Mr Truss, a third-generation farmer, built a 40-year political career with 14 years in local government and 26 in Federal Parliament.
He said his family had always been interested in the community and his earliest involvement began with the Rural Youth Club of which he was elected its youngest ever state president in 1969 before becoming president of the Australian Council of Rural Youth in 1973 then a year later appointed to the National Rural Advisory Council.
He gained attention for speaking up for country people, particularly young farmers. In 1976 he began his political career when elected to the Kingaroy Shire Council.Some of the greatest satisfaction in his work he gained from being able to obtain local infrastructure and help people in the community with problems such as pensions or immigration. “In many ways that kind of thing has been extra special,” he said.

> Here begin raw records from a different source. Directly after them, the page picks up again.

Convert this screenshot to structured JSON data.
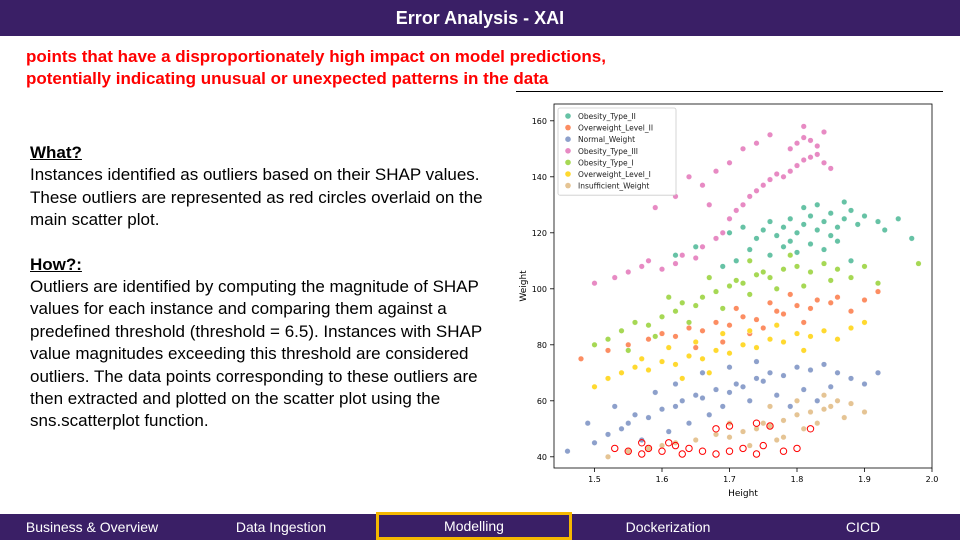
{
  "title": "Error Analysis - XAI",
  "subtitle": {
    "line1": "points that have a disproportionately high impact on model predictions,",
    "line2": "potentially indicating unusual or unexpected patterns in the data"
  },
  "what": {
    "heading": "What?",
    "text": "Instances identified as outliers based on their SHAP values. These outliers are represented as red circles overlaid on the main scatter plot."
  },
  "how": {
    "heading": "How?:",
    "text": "Outliers are identified by computing the magnitude of SHAP values for each instance and comparing them against a predefined threshold (threshold = 6.5). Instances with SHAP value magnitudes exceeding this threshold are considered outliers. The data points corresponding to these outliers are then extracted and plotted on the scatter plot using the sns.scatterplot function."
  },
  "nav": {
    "items": [
      "Business & Overview",
      "Data Ingestion",
      "Modelling",
      "Dockerization",
      "CICD"
    ],
    "active_index": 2
  },
  "colors": {
    "brand": "#3a1f66",
    "accent": "#f5b800",
    "subtitle": "#ff0000"
  },
  "chart_data": {
    "type": "scatter",
    "xlabel": "Height",
    "ylabel": "Weight",
    "xlim": [
      1.44,
      2.0
    ],
    "ylim": [
      36,
      166
    ],
    "xticks": [
      1.5,
      1.6,
      1.7,
      1.8,
      1.9,
      2.0
    ],
    "yticks": [
      40,
      60,
      80,
      100,
      120,
      140,
      160
    ],
    "legend_position": "top-left",
    "grid": false,
    "series": [
      {
        "name": "Obesity_Type_II",
        "color": "#66c2a5",
        "points": [
          [
            1.62,
            112
          ],
          [
            1.65,
            115
          ],
          [
            1.68,
            118
          ],
          [
            1.7,
            120
          ],
          [
            1.72,
            122
          ],
          [
            1.74,
            118
          ],
          [
            1.75,
            121
          ],
          [
            1.76,
            124
          ],
          [
            1.77,
            119
          ],
          [
            1.78,
            122
          ],
          [
            1.79,
            125
          ],
          [
            1.8,
            120
          ],
          [
            1.81,
            123
          ],
          [
            1.82,
            126
          ],
          [
            1.83,
            121
          ],
          [
            1.84,
            124
          ],
          [
            1.85,
            127
          ],
          [
            1.86,
            122
          ],
          [
            1.87,
            125
          ],
          [
            1.88,
            128
          ],
          [
            1.89,
            123
          ],
          [
            1.9,
            126
          ],
          [
            1.92,
            124
          ],
          [
            1.93,
            121
          ],
          [
            1.95,
            125
          ],
          [
            1.97,
            118
          ],
          [
            1.76,
            112
          ],
          [
            1.78,
            115
          ],
          [
            1.8,
            113
          ],
          [
            1.82,
            116
          ],
          [
            1.84,
            114
          ],
          [
            1.86,
            117
          ],
          [
            1.88,
            110
          ],
          [
            1.73,
            114
          ],
          [
            1.71,
            110
          ],
          [
            1.69,
            108
          ],
          [
            1.81,
            129
          ],
          [
            1.83,
            130
          ],
          [
            1.87,
            131
          ],
          [
            1.79,
            117
          ],
          [
            1.85,
            119
          ]
        ]
      },
      {
        "name": "Overweight_Level_II",
        "color": "#fc8d62",
        "points": [
          [
            1.48,
            75
          ],
          [
            1.52,
            78
          ],
          [
            1.55,
            80
          ],
          [
            1.58,
            82
          ],
          [
            1.6,
            84
          ],
          [
            1.62,
            83
          ],
          [
            1.64,
            86
          ],
          [
            1.66,
            85
          ],
          [
            1.68,
            88
          ],
          [
            1.7,
            87
          ],
          [
            1.72,
            90
          ],
          [
            1.74,
            89
          ],
          [
            1.75,
            86
          ],
          [
            1.77,
            92
          ],
          [
            1.78,
            91
          ],
          [
            1.8,
            94
          ],
          [
            1.82,
            93
          ],
          [
            1.83,
            96
          ],
          [
            1.85,
            95
          ],
          [
            1.86,
            97
          ],
          [
            1.88,
            92
          ],
          [
            1.9,
            96
          ],
          [
            1.92,
            99
          ],
          [
            1.79,
            98
          ],
          [
            1.81,
            88
          ],
          [
            1.76,
            95
          ],
          [
            1.73,
            84
          ],
          [
            1.69,
            81
          ],
          [
            1.65,
            79
          ],
          [
            1.71,
            93
          ]
        ]
      },
      {
        "name": "Normal_Weight",
        "color": "#8da0cb",
        "points": [
          [
            1.46,
            42
          ],
          [
            1.5,
            45
          ],
          [
            1.52,
            48
          ],
          [
            1.54,
            50
          ],
          [
            1.55,
            52
          ],
          [
            1.56,
            55
          ],
          [
            1.58,
            54
          ],
          [
            1.6,
            57
          ],
          [
            1.62,
            58
          ],
          [
            1.63,
            60
          ],
          [
            1.65,
            62
          ],
          [
            1.66,
            61
          ],
          [
            1.68,
            64
          ],
          [
            1.7,
            63
          ],
          [
            1.71,
            66
          ],
          [
            1.72,
            65
          ],
          [
            1.74,
            68
          ],
          [
            1.75,
            67
          ],
          [
            1.76,
            70
          ],
          [
            1.78,
            69
          ],
          [
            1.8,
            72
          ],
          [
            1.82,
            71
          ],
          [
            1.84,
            73
          ],
          [
            1.86,
            70
          ],
          [
            1.88,
            68
          ],
          [
            1.9,
            66
          ],
          [
            1.92,
            70
          ],
          [
            1.57,
            46
          ],
          [
            1.61,
            49
          ],
          [
            1.64,
            52
          ],
          [
            1.67,
            55
          ],
          [
            1.69,
            58
          ],
          [
            1.73,
            60
          ],
          [
            1.77,
            62
          ],
          [
            1.81,
            64
          ],
          [
            1.85,
            65
          ],
          [
            1.59,
            63
          ],
          [
            1.53,
            58
          ],
          [
            1.49,
            52
          ],
          [
            1.66,
            70
          ],
          [
            1.7,
            72
          ],
          [
            1.74,
            74
          ],
          [
            1.62,
            66
          ],
          [
            1.79,
            58
          ],
          [
            1.83,
            60
          ]
        ]
      },
      {
        "name": "Obesity_Type_III",
        "color": "#e78ac3",
        "points": [
          [
            1.5,
            102
          ],
          [
            1.53,
            104
          ],
          [
            1.55,
            106
          ],
          [
            1.57,
            108
          ],
          [
            1.58,
            110
          ],
          [
            1.6,
            107
          ],
          [
            1.62,
            109
          ],
          [
            1.63,
            112
          ],
          [
            1.65,
            111
          ],
          [
            1.66,
            115
          ],
          [
            1.68,
            118
          ],
          [
            1.69,
            120
          ],
          [
            1.7,
            125
          ],
          [
            1.71,
            128
          ],
          [
            1.72,
            130
          ],
          [
            1.73,
            133
          ],
          [
            1.74,
            135
          ],
          [
            1.75,
            137
          ],
          [
            1.76,
            139
          ],
          [
            1.77,
            141
          ],
          [
            1.78,
            140
          ],
          [
            1.79,
            142
          ],
          [
            1.8,
            144
          ],
          [
            1.81,
            146
          ],
          [
            1.82,
            147
          ],
          [
            1.83,
            148
          ],
          [
            1.84,
            145
          ],
          [
            1.85,
            143
          ],
          [
            1.79,
            150
          ],
          [
            1.8,
            152
          ],
          [
            1.81,
            154
          ],
          [
            1.82,
            153
          ],
          [
            1.83,
            151
          ],
          [
            1.84,
            156
          ],
          [
            1.81,
            158
          ],
          [
            1.74,
            152
          ],
          [
            1.76,
            155
          ],
          [
            1.72,
            150
          ],
          [
            1.64,
            140
          ],
          [
            1.66,
            137
          ],
          [
            1.68,
            142
          ],
          [
            1.7,
            145
          ],
          [
            1.67,
            130
          ],
          [
            1.62,
            133
          ],
          [
            1.59,
            129
          ]
        ]
      },
      {
        "name": "Obesity_Type_I",
        "color": "#a6d854",
        "points": [
          [
            1.5,
            80
          ],
          [
            1.52,
            82
          ],
          [
            1.54,
            85
          ],
          [
            1.56,
            88
          ],
          [
            1.58,
            87
          ],
          [
            1.6,
            90
          ],
          [
            1.62,
            92
          ],
          [
            1.63,
            95
          ],
          [
            1.65,
            94
          ],
          [
            1.66,
            97
          ],
          [
            1.68,
            99
          ],
          [
            1.7,
            101
          ],
          [
            1.71,
            103
          ],
          [
            1.72,
            102
          ],
          [
            1.74,
            105
          ],
          [
            1.75,
            106
          ],
          [
            1.76,
            104
          ],
          [
            1.78,
            107
          ],
          [
            1.8,
            108
          ],
          [
            1.82,
            106
          ],
          [
            1.84,
            109
          ],
          [
            1.86,
            107
          ],
          [
            1.88,
            104
          ],
          [
            1.9,
            108
          ],
          [
            1.92,
            102
          ],
          [
            1.98,
            109
          ],
          [
            1.55,
            78
          ],
          [
            1.59,
            83
          ],
          [
            1.64,
            88
          ],
          [
            1.69,
            93
          ],
          [
            1.73,
            98
          ],
          [
            1.77,
            100
          ],
          [
            1.81,
            101
          ],
          [
            1.85,
            103
          ],
          [
            1.61,
            97
          ],
          [
            1.67,
            104
          ],
          [
            1.73,
            110
          ],
          [
            1.79,
            112
          ]
        ]
      },
      {
        "name": "Overweight_Level_I",
        "color": "#ffd92f",
        "points": [
          [
            1.5,
            65
          ],
          [
            1.52,
            68
          ],
          [
            1.54,
            70
          ],
          [
            1.56,
            72
          ],
          [
            1.58,
            71
          ],
          [
            1.6,
            74
          ],
          [
            1.62,
            73
          ],
          [
            1.64,
            76
          ],
          [
            1.66,
            75
          ],
          [
            1.68,
            78
          ],
          [
            1.7,
            77
          ],
          [
            1.72,
            80
          ],
          [
            1.74,
            79
          ],
          [
            1.76,
            82
          ],
          [
            1.78,
            81
          ],
          [
            1.8,
            84
          ],
          [
            1.82,
            83
          ],
          [
            1.84,
            85
          ],
          [
            1.86,
            82
          ],
          [
            1.88,
            86
          ],
          [
            1.9,
            88
          ],
          [
            1.57,
            75
          ],
          [
            1.61,
            79
          ],
          [
            1.65,
            81
          ],
          [
            1.69,
            84
          ],
          [
            1.73,
            85
          ],
          [
            1.77,
            87
          ],
          [
            1.81,
            78
          ],
          [
            1.63,
            68
          ],
          [
            1.67,
            70
          ]
        ]
      },
      {
        "name": "Insufficient_Weight",
        "color": "#e5c494",
        "points": [
          [
            1.52,
            40
          ],
          [
            1.55,
            42
          ],
          [
            1.58,
            43
          ],
          [
            1.6,
            44
          ],
          [
            1.62,
            45
          ],
          [
            1.65,
            46
          ],
          [
            1.68,
            48
          ],
          [
            1.7,
            47
          ],
          [
            1.72,
            49
          ],
          [
            1.74,
            50
          ],
          [
            1.75,
            52
          ],
          [
            1.76,
            51
          ],
          [
            1.78,
            53
          ],
          [
            1.8,
            55
          ],
          [
            1.82,
            56
          ],
          [
            1.84,
            57
          ],
          [
            1.85,
            58
          ],
          [
            1.86,
            60
          ],
          [
            1.88,
            59
          ],
          [
            1.9,
            56
          ],
          [
            1.78,
            47
          ],
          [
            1.81,
            50
          ],
          [
            1.83,
            52
          ],
          [
            1.87,
            54
          ],
          [
            1.73,
            44
          ],
          [
            1.77,
            46
          ],
          [
            1.8,
            60
          ],
          [
            1.76,
            58
          ],
          [
            1.84,
            62
          ],
          [
            1.7,
            52
          ]
        ]
      }
    ],
    "outliers": {
      "color": "#ff0000",
      "points": [
        [
          1.53,
          43
        ],
        [
          1.55,
          42
        ],
        [
          1.57,
          41
        ],
        [
          1.58,
          43
        ],
        [
          1.6,
          42
        ],
        [
          1.62,
          44
        ],
        [
          1.63,
          41
        ],
        [
          1.64,
          43
        ],
        [
          1.66,
          42
        ],
        [
          1.68,
          41
        ],
        [
          1.7,
          42
        ],
        [
          1.72,
          43
        ],
        [
          1.74,
          41
        ],
        [
          1.75,
          44
        ],
        [
          1.78,
          42
        ],
        [
          1.8,
          43
        ],
        [
          1.68,
          50
        ],
        [
          1.7,
          51
        ],
        [
          1.74,
          52
        ],
        [
          1.76,
          51
        ],
        [
          1.82,
          50
        ],
        [
          1.57,
          45
        ],
        [
          1.61,
          45
        ]
      ]
    }
  }
}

In the federal arena as Transport Minister, seeing the widening of the Bruce Highway and the “four-laning” of the national highway between Melbourne and Sydney he counts among his successes.

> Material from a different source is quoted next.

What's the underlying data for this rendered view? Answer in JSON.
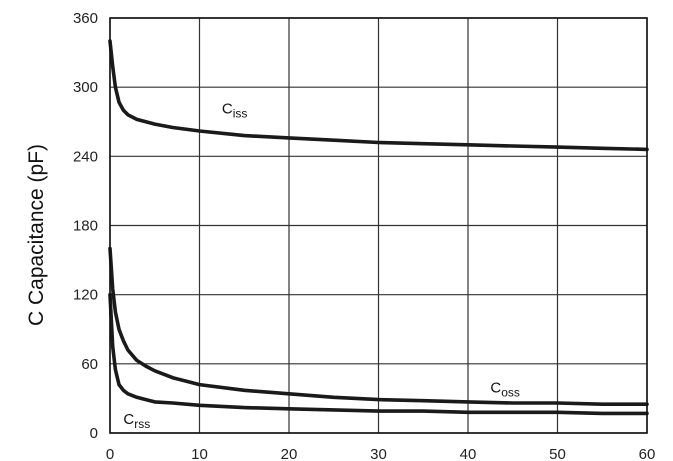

A great disappointment to him was the failure despite a three year search to find Malaysian Airlines Flight MH370, which carried passengers with connections to two Wide Bay families. Despite obtaining satellite data from Rolls Royce, which monitor their airplane engines, that showed precisely where and when the engines stopped they didn’t know its trajectory, whether it broke up immediately or how far it may have glided, he said.
In Noosa Shire he recounted the construction of The J which had much grander plans that didn’t eventuate and debates on roads around Cooroy which “in the end had to go somewhere”.
In his distinguished Parliamentary career he held numerous positions and was a Minister for more than 12 years with portfolios in Customs and Consumer Affairs, Community Services, Agriculture, Fisheries and Forestry, Transport and Regional Services and Trade.
He had a reputation for managing the tough issues and gained respect on both sides of Parliament, made evident when he was given a standing ovation on announcing his retirement.
Currently semi-retired and now chairman of the Australian Rail Track Corporation, Mr Truss received the award for “eminent service to the Parliament of Australia, particularly in the areas of trade, transport, agriculture and rural and regional development”.
He said it was “certainly a very great honour to have been recognised in such a generous way”.